M. Afsharmanesh and J. Pourreza    

Abstract: A study was conducted to determine the additive effects of calcium (Ca) levels and the enzyme phytase, organic acids (citric, ascorbic acid), vitamin D3 on broiler performance and nutrient digestibility (d 1 to 21) in wheat-based diet. Broilers were fed the following diets at either 7.9, or 9 g/kg of dietary Ca with: 1) a negative control wheat-based diet, 3.15 g/kg available phosphorus (P) (NC); 2) NC + 500 units Ronozyme™ P phytase/kg diet; 3) phytase + 20 g/kg citric acid; 4) phytase + citric acid + 200 mg/kg diet ascorbic acid; 5) phytase + citric acid + ascorbic acid + 200 μg/kg diet vitamin D3; 6) NC plus 1.35 g/kg available P. These 12 diets were supplemented with 50 mg/kg of xylanase (Ronozyme™ Wx, Roche) and fed to four replicates of 20 birds each.
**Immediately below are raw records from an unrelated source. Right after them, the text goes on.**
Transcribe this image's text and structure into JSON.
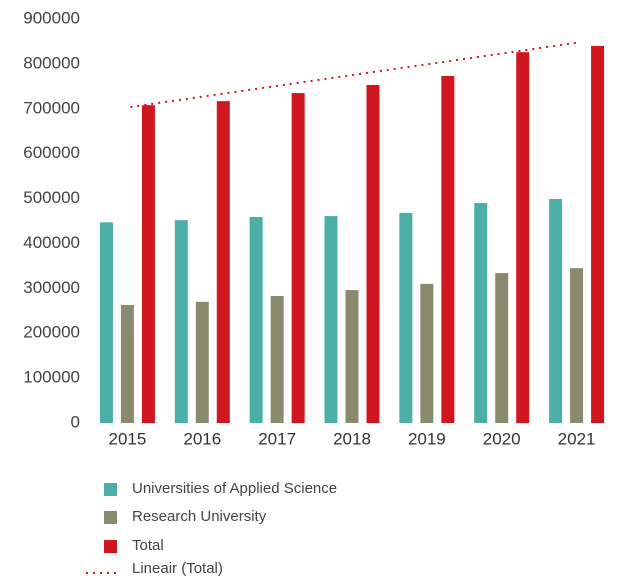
{
  "chart_data": {
    "type": "bar",
    "categories": [
      "2015",
      "2016",
      "2017",
      "2018",
      "2019",
      "2020",
      "2021"
    ],
    "series": [
      {
        "name": "Universities of Applied Science",
        "color": "#4bafa8",
        "values": [
          447000,
          452000,
          459000,
          461000,
          468000,
          490000,
          499000
        ]
      },
      {
        "name": "Research University",
        "color": "#8a8a6e",
        "values": [
          263000,
          270000,
          283000,
          296000,
          310000,
          334000,
          345000
        ]
      },
      {
        "name": "Total",
        "color": "#d0161e",
        "values": [
          708000,
          717000,
          735000,
          753000,
          773000,
          826000,
          840000
        ]
      },
      {
        "name": "Lineair (Total)",
        "type": "line",
        "style": "dotted",
        "color": "#d0161e",
        "values": [
          704000,
          728000,
          752000,
          776000,
          800000,
          824000,
          848000
        ]
      }
    ],
    "ylim": [
      0,
      900000
    ],
    "yticks": [
      0,
      100000,
      200000,
      300000,
      400000,
      500000,
      600000,
      700000,
      800000,
      900000
    ],
    "grid": false,
    "legend": "bottom"
  }
}
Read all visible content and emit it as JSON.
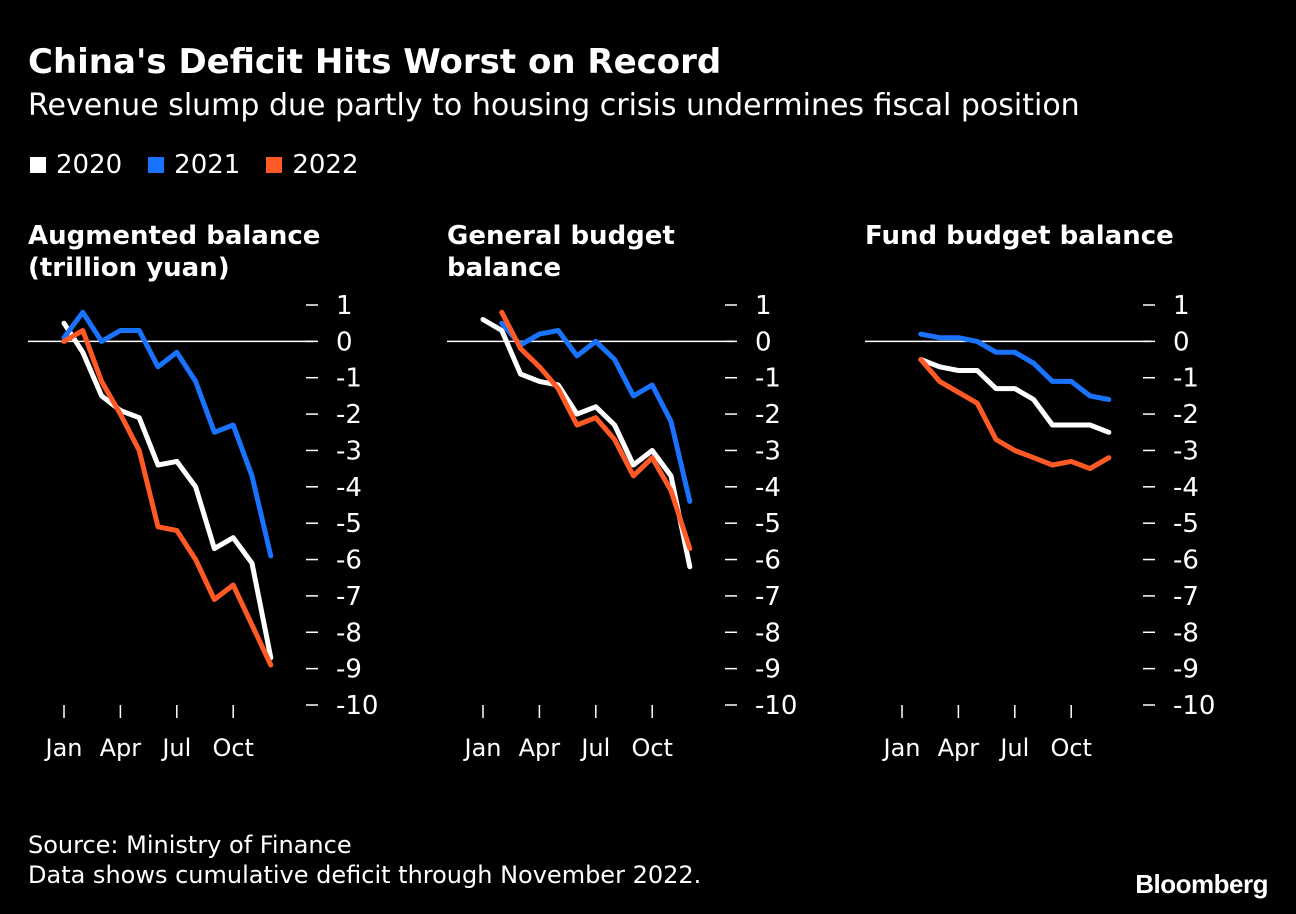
{
  "header": {
    "title": "China's Deficit Hits Worst on Record",
    "subtitle": "Revenue slump due partly to housing crisis undermines fiscal position"
  },
  "legend": [
    {
      "label": "2020",
      "color": "#ffffff"
    },
    {
      "label": "2021",
      "color": "#1a73ff"
    },
    {
      "label": "2022",
      "color": "#ff5a26"
    }
  ],
  "footer": {
    "source": "Source: Ministry of Finance",
    "note": "Data shows cumulative deficit through November 2022.",
    "logo": "Bloomberg"
  },
  "chart_data": [
    {
      "type": "line",
      "title": "Augmented balance (trillion yuan)",
      "x_ticks": [
        "Jan",
        "Apr",
        "Jul",
        "Oct"
      ],
      "ylim": [
        -10,
        1
      ],
      "y_ticks": [
        "1",
        "0",
        "-1",
        "-2",
        "-3",
        "-4",
        "-5",
        "-6",
        "-7",
        "-8",
        "-9",
        "-10"
      ],
      "months": [
        1,
        2,
        3,
        4,
        5,
        6,
        7,
        8,
        9,
        10,
        11,
        12
      ],
      "series": [
        {
          "name": "2020",
          "color": "#ffffff",
          "values": [
            0.5,
            -0.3,
            -1.5,
            -1.9,
            -2.1,
            -3.4,
            -3.3,
            -4.0,
            -5.7,
            -5.4,
            -6.1,
            -8.7
          ]
        },
        {
          "name": "2021",
          "color": "#1a73ff",
          "values": [
            0.1,
            0.8,
            0.0,
            0.3,
            0.3,
            -0.7,
            -0.3,
            -1.1,
            -2.5,
            -2.3,
            -3.7,
            -5.9
          ]
        },
        {
          "name": "2022",
          "color": "#ff5a26",
          "values": [
            0.0,
            0.3,
            -1.1,
            -2.0,
            -3.0,
            -5.1,
            -5.2,
            -6.0,
            -7.1,
            -6.7,
            -7.8,
            -8.9
          ]
        }
      ]
    },
    {
      "type": "line",
      "title": "General budget balance",
      "x_ticks": [
        "Jan",
        "Apr",
        "Jul",
        "Oct"
      ],
      "ylim": [
        -10,
        1
      ],
      "y_ticks": [
        "1",
        "0",
        "-1",
        "-2",
        "-3",
        "-4",
        "-5",
        "-6",
        "-7",
        "-8",
        "-9",
        "-10"
      ],
      "months": [
        1,
        2,
        3,
        4,
        5,
        6,
        7,
        8,
        9,
        10,
        11,
        12
      ],
      "series": [
        {
          "name": "2020",
          "color": "#ffffff",
          "values": [
            0.6,
            0.3,
            -0.9,
            -1.1,
            -1.2,
            -2.0,
            -1.8,
            -2.3,
            -3.4,
            -3.0,
            -3.7,
            -6.2
          ]
        },
        {
          "name": "2021",
          "color": "#1a73ff",
          "values": [
            null,
            0.5,
            -0.1,
            0.2,
            0.3,
            -0.4,
            0.0,
            -0.5,
            -1.5,
            -1.2,
            -2.2,
            -4.4
          ]
        },
        {
          "name": "2022",
          "color": "#ff5a26",
          "values": [
            null,
            0.8,
            -0.2,
            -0.7,
            -1.3,
            -2.3,
            -2.1,
            -2.7,
            -3.7,
            -3.2,
            -4.1,
            -5.7
          ]
        }
      ]
    },
    {
      "type": "line",
      "title": "Fund budget balance",
      "x_ticks": [
        "Jan",
        "Apr",
        "Jul",
        "Oct"
      ],
      "ylim": [
        -10,
        1
      ],
      "y_ticks": [
        "1",
        "0",
        "-1",
        "-2",
        "-3",
        "-4",
        "-5",
        "-6",
        "-7",
        "-8",
        "-9",
        "-10"
      ],
      "months": [
        1,
        2,
        3,
        4,
        5,
        6,
        7,
        8,
        9,
        10,
        11,
        12
      ],
      "series": [
        {
          "name": "2020",
          "color": "#ffffff",
          "values": [
            null,
            -0.5,
            -0.7,
            -0.8,
            -0.8,
            -1.3,
            -1.3,
            -1.6,
            -2.3,
            -2.3,
            -2.3,
            -2.5
          ]
        },
        {
          "name": "2021",
          "color": "#1a73ff",
          "values": [
            null,
            0.2,
            0.1,
            0.1,
            0.0,
            -0.3,
            -0.3,
            -0.6,
            -1.1,
            -1.1,
            -1.5,
            -1.6
          ]
        },
        {
          "name": "2022",
          "color": "#ff5a26",
          "values": [
            null,
            -0.5,
            -1.1,
            -1.4,
            -1.7,
            -2.7,
            -3.0,
            -3.2,
            -3.4,
            -3.3,
            -3.5,
            -3.2
          ]
        }
      ]
    }
  ]
}
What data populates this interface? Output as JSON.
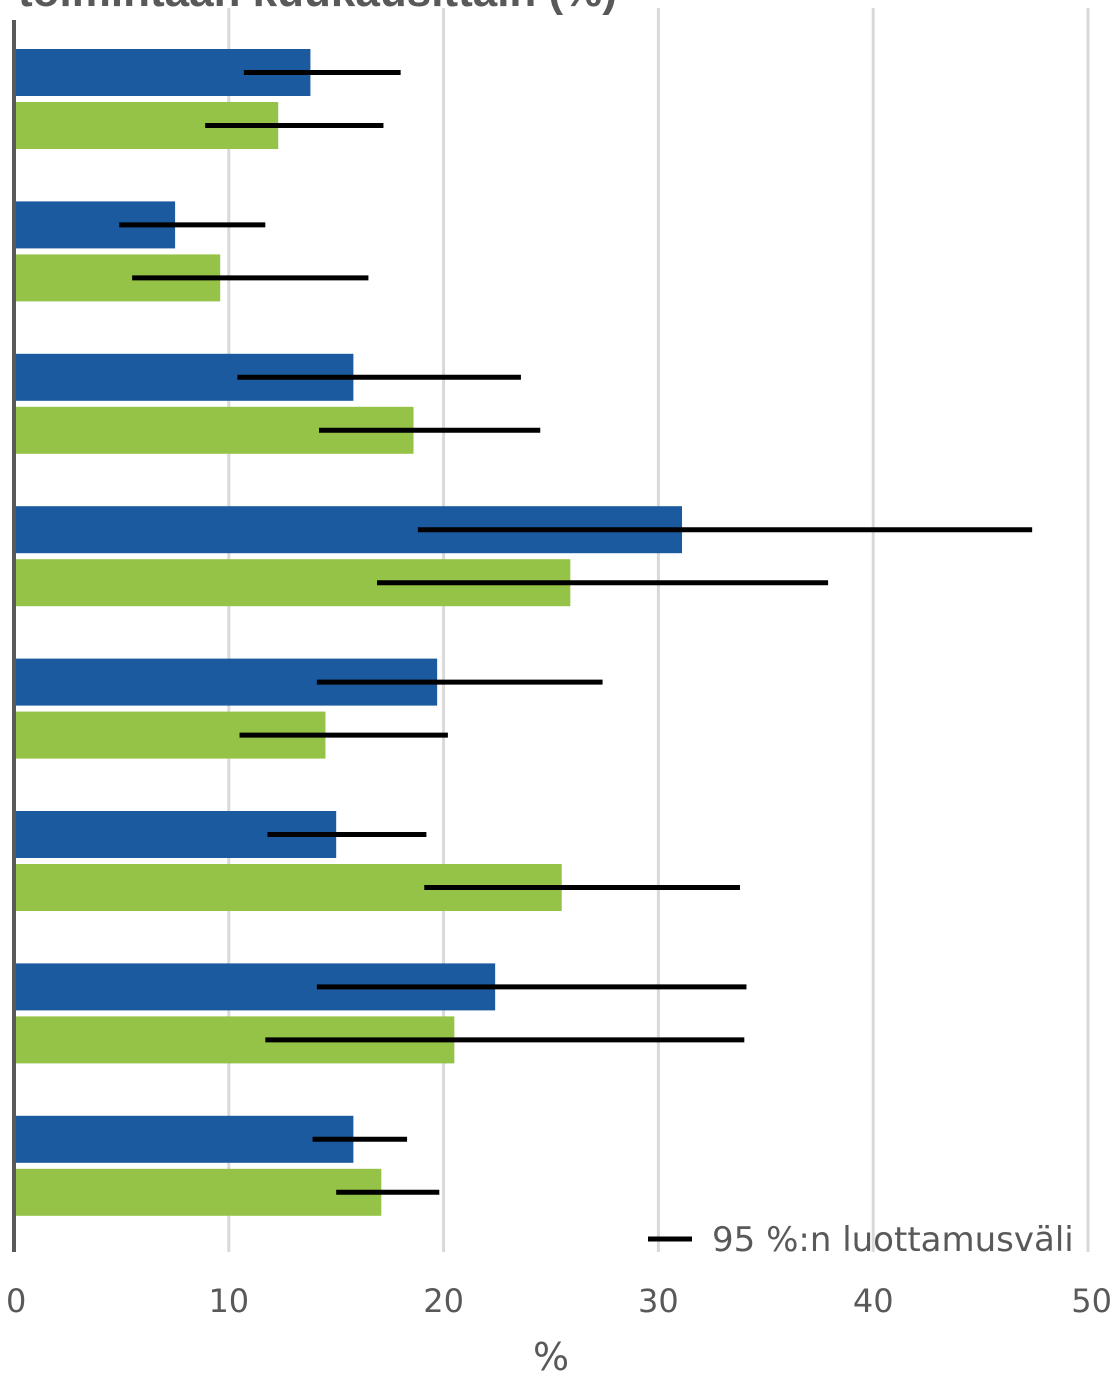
{
  "chart_data": {
    "type": "bar",
    "orientation": "horizontal",
    "title": "toimintaan kuukausittain (%)",
    "xlabel": "%",
    "ylabel": "",
    "xlim": [
      0,
      50
    ],
    "x_ticks": [
      "0",
      "10",
      "20",
      "30",
      "40",
      "50"
    ],
    "grid": true,
    "legend": {
      "placement": "bottom-right",
      "label": "95 %:n luottamusväli"
    },
    "colors": {
      "series_a": "#1b5a9e",
      "series_b": "#95c347",
      "error_bar": "#000000",
      "grid": "#d9d9d9",
      "axis": "#595959"
    },
    "groups": [
      {
        "a": {
          "value": 13.8,
          "ci": [
            10.7,
            18.0
          ]
        },
        "b": {
          "value": 12.3,
          "ci": [
            8.9,
            17.2
          ]
        }
      },
      {
        "a": {
          "value": 7.5,
          "ci": [
            4.9,
            11.7
          ]
        },
        "b": {
          "value": 9.6,
          "ci": [
            5.5,
            16.5
          ]
        }
      },
      {
        "a": {
          "value": 15.8,
          "ci": [
            10.4,
            23.6
          ]
        },
        "b": {
          "value": 18.6,
          "ci": [
            14.2,
            24.5
          ]
        }
      },
      {
        "a": {
          "value": 31.1,
          "ci": [
            18.8,
            47.4
          ]
        },
        "b": {
          "value": 25.9,
          "ci": [
            16.9,
            37.9
          ]
        }
      },
      {
        "a": {
          "value": 19.7,
          "ci": [
            14.1,
            27.4
          ]
        },
        "b": {
          "value": 14.5,
          "ci": [
            10.5,
            20.2
          ]
        }
      },
      {
        "a": {
          "value": 15.0,
          "ci": [
            11.8,
            19.2
          ]
        },
        "b": {
          "value": 25.5,
          "ci": [
            19.1,
            33.8
          ]
        }
      },
      {
        "a": {
          "value": 22.4,
          "ci": [
            14.1,
            34.1
          ]
        },
        "b": {
          "value": 20.5,
          "ci": [
            11.7,
            34.0
          ]
        }
      },
      {
        "a": {
          "value": 15.8,
          "ci": [
            13.9,
            18.3
          ]
        },
        "b": {
          "value": 17.1,
          "ci": [
            15.0,
            19.8
          ]
        }
      }
    ]
  }
}
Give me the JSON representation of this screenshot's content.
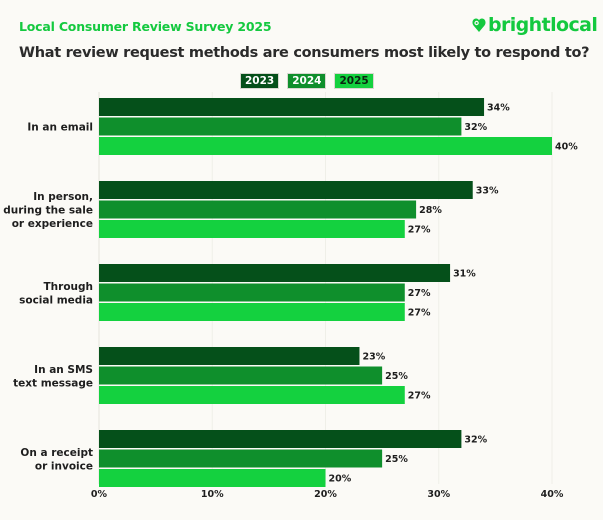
{
  "header": {
    "survey_title": "Local Consumer Review Survey 2025",
    "question": "What review request methods are consumers most likely to respond to?",
    "brand": "brightlocal",
    "brand_icon": "heart-map-pin-icon"
  },
  "colors": {
    "brand": "#14c93f",
    "2023": "#05501a",
    "2024": "#0f8f2c",
    "2025": "#14d13f"
  },
  "chart_data": {
    "type": "bar",
    "orientation": "horizontal",
    "title": "What review request methods are consumers most likely to respond to?",
    "subtitle": "Local Consumer Review Survey 2025",
    "categories": [
      [
        "In an email"
      ],
      [
        "In person,",
        "during the sale",
        "or experience"
      ],
      [
        "Through",
        "social media"
      ],
      [
        "In an SMS",
        "text message"
      ],
      [
        "On a receipt",
        "or invoice"
      ]
    ],
    "series": [
      {
        "name": "2023",
        "values": [
          34,
          33,
          31,
          23,
          32
        ]
      },
      {
        "name": "2024",
        "values": [
          32,
          28,
          27,
          25,
          25
        ]
      },
      {
        "name": "2025",
        "values": [
          40,
          27,
          27,
          27,
          20
        ]
      }
    ],
    "value_suffix": "%",
    "xlabel": "",
    "ylabel": "",
    "xlim": [
      0,
      40
    ],
    "xticks": [
      0,
      10,
      20,
      30,
      40
    ],
    "xtick_labels": [
      "0%",
      "10%",
      "20%",
      "30%",
      "40%"
    ],
    "grid": true,
    "legend_position": "top-center"
  }
}
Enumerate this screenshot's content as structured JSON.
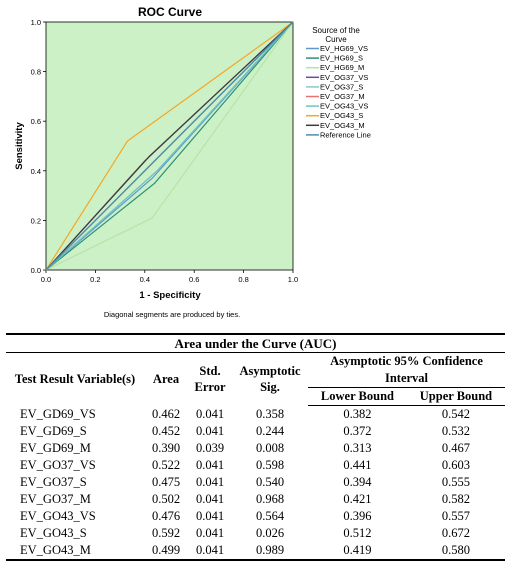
{
  "chart_data": {
    "type": "line",
    "title": "ROC Curve",
    "xlabel": "1 - Specificity",
    "ylabel": "Sensitivity",
    "xlim": [
      0,
      1
    ],
    "ylim": [
      0,
      1
    ],
    "xticks": [
      "0.0",
      "0.2",
      "0.4",
      "0.6",
      "0.8",
      "1.0"
    ],
    "yticks": [
      "0.0",
      "0.2",
      "0.4",
      "0.6",
      "0.8",
      "1.0"
    ],
    "plot_background": "#cdf1c6",
    "legend_title": "Source of the Curve",
    "legend_position": "right",
    "footnote": "Diagonal segments are produced by ties.",
    "series": [
      {
        "name": "EV_HG69_VS",
        "color": "#5b9bc7",
        "points": [
          [
            0,
            0
          ],
          [
            0.43,
            0.37
          ],
          [
            1,
            1
          ]
        ]
      },
      {
        "name": "EV_HG69_S",
        "color": "#2f8f77",
        "points": [
          [
            0,
            0
          ],
          [
            0.44,
            0.35
          ],
          [
            1,
            1
          ]
        ]
      },
      {
        "name": "EV_HG69_M",
        "color": "#b7e3a9",
        "points": [
          [
            0,
            0
          ],
          [
            0.43,
            0.21
          ],
          [
            1,
            1
          ]
        ]
      },
      {
        "name": "EV_OG37_VS",
        "color": "#6a4c93",
        "points": [
          [
            0,
            0
          ],
          [
            0.4,
            0.44
          ],
          [
            1,
            1
          ]
        ]
      },
      {
        "name": "EV_OG37_S",
        "color": "#8ac6d1",
        "points": [
          [
            0,
            0
          ],
          [
            0.45,
            0.4
          ],
          [
            1,
            1
          ]
        ]
      },
      {
        "name": "EV_OG37_M",
        "color": "#e8716b",
        "points": [
          [
            0,
            0
          ],
          [
            0.42,
            0.42
          ],
          [
            1,
            1
          ]
        ]
      },
      {
        "name": "EV_OG43_VS",
        "color": "#6fc1c9",
        "points": [
          [
            0,
            0
          ],
          [
            0.45,
            0.4
          ],
          [
            1,
            1
          ]
        ]
      },
      {
        "name": "EV_OG43_S",
        "color": "#f5a623",
        "points": [
          [
            0,
            0
          ],
          [
            0.33,
            0.52
          ],
          [
            1,
            1
          ]
        ]
      },
      {
        "name": "EV_OG43_M",
        "color": "#3b3b3b",
        "points": [
          [
            0,
            0
          ],
          [
            0.42,
            0.46
          ],
          [
            1,
            1
          ]
        ]
      },
      {
        "name": "Reference Line",
        "color": "#4d8fac",
        "points": [
          [
            0,
            0
          ],
          [
            1,
            1
          ]
        ]
      }
    ],
    "legend": [
      {
        "name": "EV_HG69_VS",
        "color": "#5b9bc7"
      },
      {
        "name": "EV_HG69_S",
        "color": "#2f8f77"
      },
      {
        "name": "EV_HG69_M",
        "color": "#b7e3a9"
      },
      {
        "name": "EV_OG37_VS",
        "color": "#6a4c93"
      },
      {
        "name": "EV_OG37_S",
        "color": "#8ac6d1"
      },
      {
        "name": "EV_OG37_M",
        "color": "#e8716b"
      },
      {
        "name": "EV_OG43_VS",
        "color": "#6fc1c9"
      },
      {
        "name": "EV_OG43_S",
        "color": "#f5a623"
      },
      {
        "name": "EV_OG43_M",
        "color": "#3b3b3b"
      },
      {
        "name": "Reference Line",
        "color": "#4d8fac"
      }
    ]
  },
  "table": {
    "title": "Area under the Curve (AUC)",
    "headers": {
      "test_var": "Test Result Variable(s)",
      "area": "Area",
      "std_error": "Std. Error",
      "asym_sig": "Asymptotic Sig.",
      "ci": "Asymptotic 95% Confidence Interval",
      "lower": "Lower Bound",
      "upper": "Upper Bound"
    },
    "rows": [
      {
        "var": "EV_GD69_VS",
        "area": "0.462",
        "se": "0.041",
        "sig": "0.358",
        "lower": "0.382",
        "upper": "0.542"
      },
      {
        "var": "EV_GD69_S",
        "area": "0.452",
        "se": "0.041",
        "sig": "0.244",
        "lower": "0.372",
        "upper": "0.532"
      },
      {
        "var": "EV_GD69_M",
        "area": "0.390",
        "se": "0.039",
        "sig": "0.008",
        "lower": "0.313",
        "upper": "0.467"
      },
      {
        "var": "EV_GO37_VS",
        "area": "0.522",
        "se": "0.041",
        "sig": "0.598",
        "lower": "0.441",
        "upper": "0.603"
      },
      {
        "var": "EV_GO37_S",
        "area": "0.475",
        "se": "0.041",
        "sig": "0.540",
        "lower": "0.394",
        "upper": "0.555"
      },
      {
        "var": "EV_GO37_M",
        "area": "0.502",
        "se": "0.041",
        "sig": "0.968",
        "lower": "0.421",
        "upper": "0.582"
      },
      {
        "var": "EV_GO43_VS",
        "area": "0.476",
        "se": "0.041",
        "sig": "0.564",
        "lower": "0.396",
        "upper": "0.557"
      },
      {
        "var": "EV_GO43_S",
        "area": "0.592",
        "se": "0.041",
        "sig": "0.026",
        "lower": "0.512",
        "upper": "0.672"
      },
      {
        "var": "EV_GO43_M",
        "area": "0.499",
        "se": "0.041",
        "sig": "0.989",
        "lower": "0.419",
        "upper": "0.580"
      }
    ]
  }
}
Phytase addition at the high Ca level increased body weight (BW), feed intake (FI), and tibia ash. Increased protein and P digestibility at the lower level of Ca and both levels of Ca, respectively was also present. Subsequent addition of citric and ascorbic acid to the low Ca diets increased BW and protein digestibility by 11.1 and 23%, respectively over the values obtained from the control diet. The BW of chicks that received the positive control diet were similar to those that received the phytase, organic acids and vitamin D3 supplemented low-Ca, low-P diet. The addition of phytase with citric acid, ascorbic acid, and vitamin D3 to the low Ca control diet improved BW and P digestibility by 18 and 60%, respectively. The data from this study shows that for broiler chickens, at low-P (3.15 g/kg), low-Ca (7.9 g/kg) diets supplemented with microbial phytase, organic acids and vitamin D3 improved feed conversion ratio (FCR) and gave a similar BW as a Ca- and P- adequate diets. These low P and Ca diets can result in a considerable reduction in the amount of excreted phosphorus and nitrogen.